The cross-matching between virtual TDFs predicted by in silico AFLP digestion of a EST unigene and AFLP-based TDFs allowed the identification of 227 cases where an annotated unigene, with differential digital representation of the 2 parents, predicted a TDF matched with a AFLP-based TDF fragment also mapping an eQTL for the same developmental time point (Online Resource ESM4). These annotated unigenes are all candidate sequences for validation of the cDNA-AFLP technique. The identified unigenes could be screened by qRT-PCR for verification of quantitative changes in transcript abundance (gene expression) both for the cDNA-AFLP and for the digital estimates from EST sequence assembly.
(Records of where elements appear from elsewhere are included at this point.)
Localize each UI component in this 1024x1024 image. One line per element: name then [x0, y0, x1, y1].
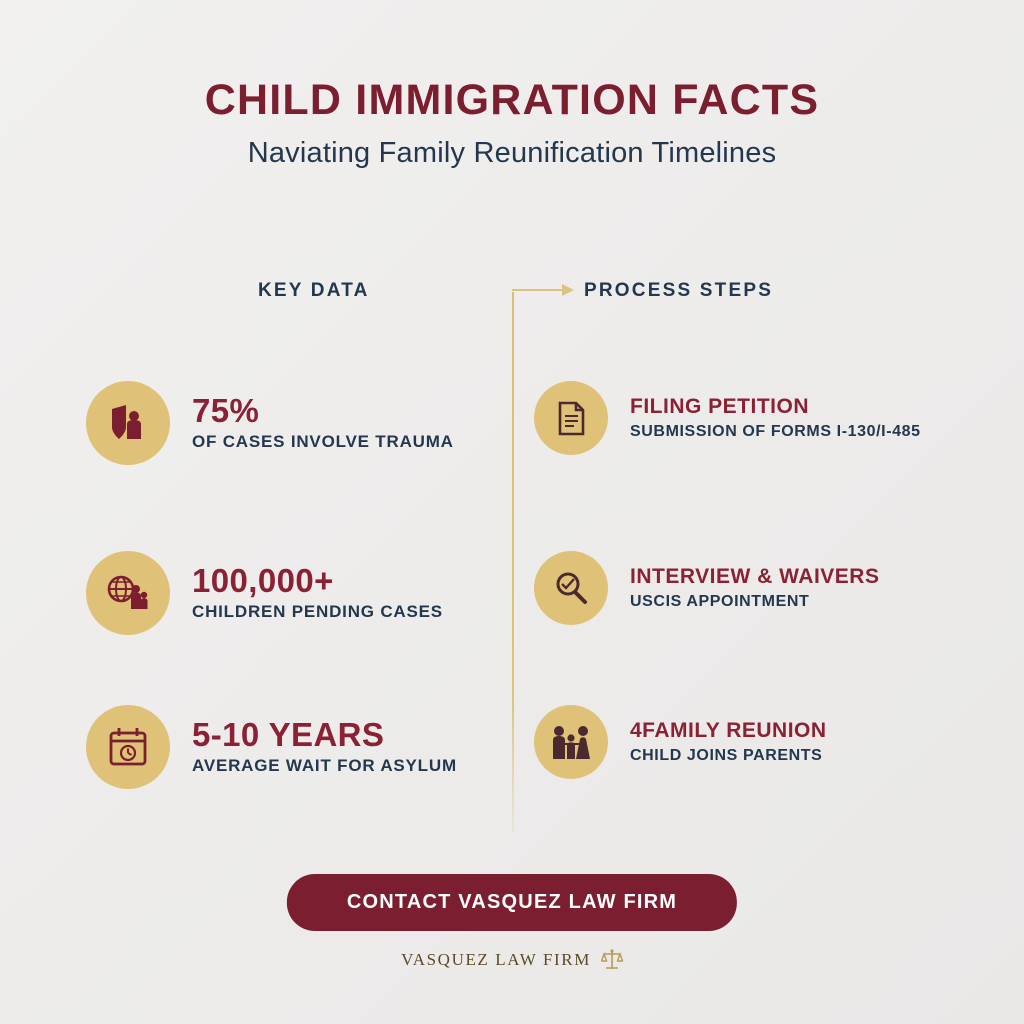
step-subtitle: USCIS APPOINTMENT [630, 593, 810, 611]
shield-child-icon [86, 381, 170, 465]
process-step-text [630, 719, 827, 765]
process-step-item [534, 381, 994, 455]
contact-cta-button[interactable]: CONTACT VASQUEZ LAW FIRM [287, 874, 737, 931]
process-steps-heading: PROCESS STEPS [584, 280, 774, 301]
footer-brand [401, 948, 623, 972]
process-step-item [534, 705, 994, 779]
step-title: FILING PETITION [630, 394, 809, 418]
process-step-text [630, 565, 879, 611]
stat-label: CHILDREN PENDING CASES [192, 602, 443, 622]
stat-value: 100,000+ [192, 561, 334, 599]
key-data-text [192, 561, 443, 623]
document-icon [534, 381, 608, 455]
stat-label: OF CASES INVOLVE TRAUMA [192, 432, 454, 452]
step-subtitle: CHILD JOINS PARENTS [630, 747, 823, 765]
page-subtitle: Naviating Family Reunification Timelines [247, 137, 777, 170]
stat-value: 5-10 YEARS [192, 715, 385, 753]
scales-of-justice-icon [601, 948, 623, 972]
magnifier-stamp-icon [534, 551, 608, 625]
key-data-text [192, 391, 454, 453]
calendar-clock-icon [86, 705, 170, 789]
step-title: INTERVIEW & WAIVERS [630, 564, 880, 588]
key-data-heading: KEY DATA [258, 280, 370, 301]
process-step-text [630, 395, 921, 441]
arrow-right-icon [512, 283, 574, 297]
key-data-text [192, 715, 457, 777]
globe-family-icon [86, 551, 170, 635]
key-data-item [86, 381, 506, 465]
vertical-divider [512, 292, 514, 832]
key-data-item [86, 551, 506, 635]
page-title: CHILD IMMIGRATION FACTS [204, 76, 820, 124]
step-title: 4FAMILY REUNION [630, 718, 827, 742]
header [0, 78, 1024, 170]
stat-label: AVERAGE WAIT FOR ASYLUM [192, 756, 457, 776]
stat-value: 75% [192, 391, 260, 429]
step-subtitle: SUBMISSION OF FORMS I-130/I-485 [630, 423, 921, 441]
process-step-item [534, 551, 994, 625]
brand-name: VASQUEZ LAW FIRM [401, 950, 591, 969]
key-data-item [86, 705, 506, 789]
family-group-icon [534, 705, 608, 779]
The positioning of these genes on the cotton genome, when available (Lin et al. 2010; Paterson et al. 2010), will provide an aid for the interpretation of cis- (same position of the gene and of the eQTL) and trans-acting (different positions) eQTLs.

Conclusion

In conclusion, we have not only validated the concept of genetical genomics (Jansen and Nap 2001) for the first time in cotton but also demonstrated that cDNA-AFLP is a cost-effective and highly transferable alternative for genome-wide and population-wide gene expression profiling (Reijans et al. 2003). The cDNA-AFLP technique can thus be used in a cost-effective way in any biological system. While it is not practical to sequence all of the TDFs we have mapped, their sequence identity could be determined through in silico prediction (Rombauts et al. 2003) using the increasing number of Gossypium cDNA sequence data. For that purpose and as a continuation of the present report, we have undertaken a series of large-scale sequencing of cDNA from the same material, including the two parental species and the two fiber development time points. As the genome sequence of the D species G. raimondii should be available in the next few years (Paterson et al. 2010), the identification of candidate genes underlying phQTLs or eQTLs and the classification of eQTL as cis- or trans- eQTLs will also be facilitated (Wang et al. 2010).

The identification of putative trans-eQTL hotspots controlling large numbers of fiber transcripts has been an important output and has been observed in many eQTLs studies in other organisms and plants (Brem et al. 2002; Schadt et al. 2003; West et al. 2007). How those eQTL hotspots may highlight effects of human selection on plant genomes is an exciting question raised by this study. Candidate genes could then be tested as fiber quality markers in G. hirsutum and G. barbadense collections, including their native wild and domesticated forms (Zhu et al. 2008) or in introgressed near-isogenic lines, or tested for footprints of domestication in Gossypium species. Finally, a better knowledge about the molecular control of cotton fiber quality will allow breeders to choose better genomic targets for improvement of this crop species through marker-assisted selection and genotypic construction.